CRAN does have some additional checks and stricter policies and sometimes a human will look at the code (but almost never to check that the code does what the author says it does). Probably the most important difference is that CRAN runs reverse dependency checks, which is mostly a good thing but can hold up progress on packages like RStan because the checks don’t strictly test whether you break important parts of other packages, they just fail if any test fails and package authors are free to write any tests they want (e.g. tests that fail if the wording even just slightly changes in a warning message). When you have hundreds of reverse dependencies this can become a big burden, but of course we’re happy so many package use Stan!. (Edit: this isn’t the only thing holding up new RStan releases, just one of many.)
Certainly reasonable.
Yeah, this is understandable and those bottlenecks are often good. But there are cases when those bottlenecks can lead to a worse situation. Of course those situations are hard for a new user to identify, so it’s definitely tricky! Like @avehtari was saying, in the case of Stan you’re getting a CRAN package in RStan but you’re getting an out-of-date version of Stan compared to cmdstanr. In addition to new features, the newer Stan versions have some bug fixes. So it’s questionable whether you’re getting better software overall by sticking to CRAN (in this case my personal opinion is that you’re getting worse software by sticking to CRAN, but that’s just in this specific case).
But I certainly understand the motivation to keep things simple for new users and just stick to CRAN. It’s hard enough learning new programing languages, and to add on having to figure out the pros and cons of installing packages from different sources can be overwhelming. So I get where you’re coming from. Of course we’re biased in that we want people using the latest Stan versions, but we’re also thrilled that people like you are encouraging others to use Stan, regardless of the particular interface or Stan version. Thanks for everything you’ve already done to help new and existing Stan users and curious to hear more about the book you’re working on.
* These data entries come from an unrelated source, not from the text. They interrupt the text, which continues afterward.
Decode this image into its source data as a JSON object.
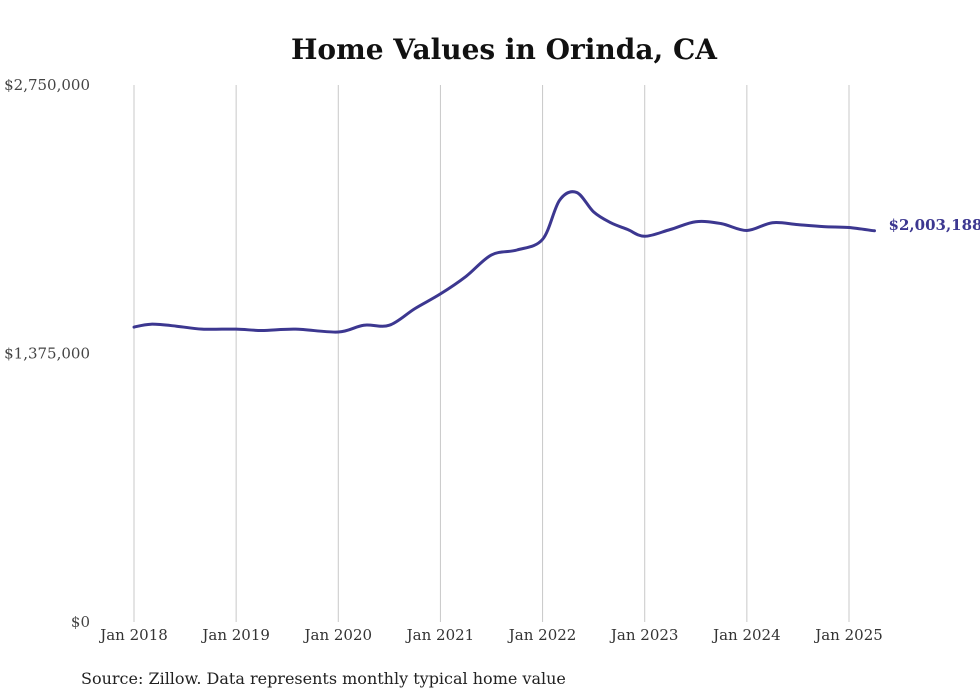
{
  "chart_data": {
    "type": "line",
    "title": "Home Values in Orinda, CA",
    "xlabel": "",
    "ylabel": "",
    "source": "Source: Zillow. Data represents monthly typical home value",
    "ylim": [
      0,
      2750000
    ],
    "y_ticks": [
      {
        "value": 0,
        "label": "$0"
      },
      {
        "value": 1375000,
        "label": "$1,375,000"
      },
      {
        "value": 2750000,
        "label": "$2,750,000"
      }
    ],
    "x_ticks": [
      {
        "value": "2018-01",
        "label": "Jan 2018"
      },
      {
        "value": "2019-01",
        "label": "Jan 2019"
      },
      {
        "value": "2020-01",
        "label": "Jan 2020"
      },
      {
        "value": "2021-01",
        "label": "Jan 2021"
      },
      {
        "value": "2022-01",
        "label": "Jan 2022"
      },
      {
        "value": "2023-01",
        "label": "Jan 2023"
      },
      {
        "value": "2024-01",
        "label": "Jan 2024"
      },
      {
        "value": "2025-01",
        "label": "Jan 2025"
      }
    ],
    "x_range": [
      "2018-01",
      "2025-04"
    ],
    "grid": "vertical",
    "color": "#3c3790",
    "end_label": "$2,003,188",
    "series": [
      {
        "x": [
          "2018-01",
          "2018-03",
          "2018-06",
          "2018-09",
          "2019-01",
          "2019-04",
          "2019-08",
          "2020-01",
          "2020-04",
          "2020-07",
          "2020-10",
          "2021-01",
          "2021-04",
          "2021-07",
          "2021-10",
          "2022-01",
          "2022-03",
          "2022-05",
          "2022-07",
          "2022-09",
          "2022-11",
          "2023-01",
          "2023-04",
          "2023-07",
          "2023-10",
          "2024-01",
          "2024-04",
          "2024-07",
          "2024-10",
          "2025-01",
          "2025-04"
        ],
        "y": [
          1510000,
          1525000,
          1515000,
          1500000,
          1500000,
          1493000,
          1500000,
          1485000,
          1520000,
          1520000,
          1605000,
          1680000,
          1770000,
          1880000,
          1905000,
          1960000,
          2160000,
          2200000,
          2100000,
          2045000,
          2010000,
          1975000,
          2010000,
          2050000,
          2040000,
          2005000,
          2045000,
          2035000,
          2025000,
          2020000,
          2003188
        ]
      }
    ]
  }
}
Thanks for the thoughtful reply, @jonah. I didn’t know about R-universe, and it looks like a nice resource.
I’m not a big fan of CRAN, but I think that if cybersecurity professionals setting corporate policies suppose that CRAN affords some level of reliability or protection compared to other sources of R packages, then novice users can be forgiven for imagining the same.
It’s a big scary world out here, @jsocolar. There’s no end to the learning of what’s what.
Taking into account that CRAN does not include any cybersecurity checks that would protect from the usual attack vectors, I would keep assuming that many of those setting corporate policies are making those policies based on assumed trust and not on actual facts. If you know a cybersecurity professional who could tell why CRAN is safe, please ask more details. As far as I konw, downloading and running something from CRAN is not safe unless you run it in a sandbox. I guess that at this point Stan still is too small to attract black hat hackers.
The companies I worked for created their own CRAN mirror (CRAN: Mirror HOWTO) and then would scan or only allow packages they deemed safe. This mirror would only be updated once a year or so because of the effort involved. So you were stuck with the package version at that time point until the next refresh.
It seems like this approach could include then also non-CRAN packages like CmdStanR
This week I learned about R-multiverse
R-multiverse provides:
- A home for packages that fall outside the scope of other repositories such as CRAN and Bioconductor.
- Direct and timely distribution of package releases.
- Assurance of package quality for production scenarios.
It includes the same checks as CRAN, but for production snapshots (every 3 months) even stricter dependency and security checks.
R-multiverse production snapshot includes cmdstanr, so it seems there is a more stable and safe option to install cmdstanr than CRAN would be. Of course, you still need to install CmdStan, too, but that would be needed also if cmdstanr would be in CRAN.
we really need to rename this thread.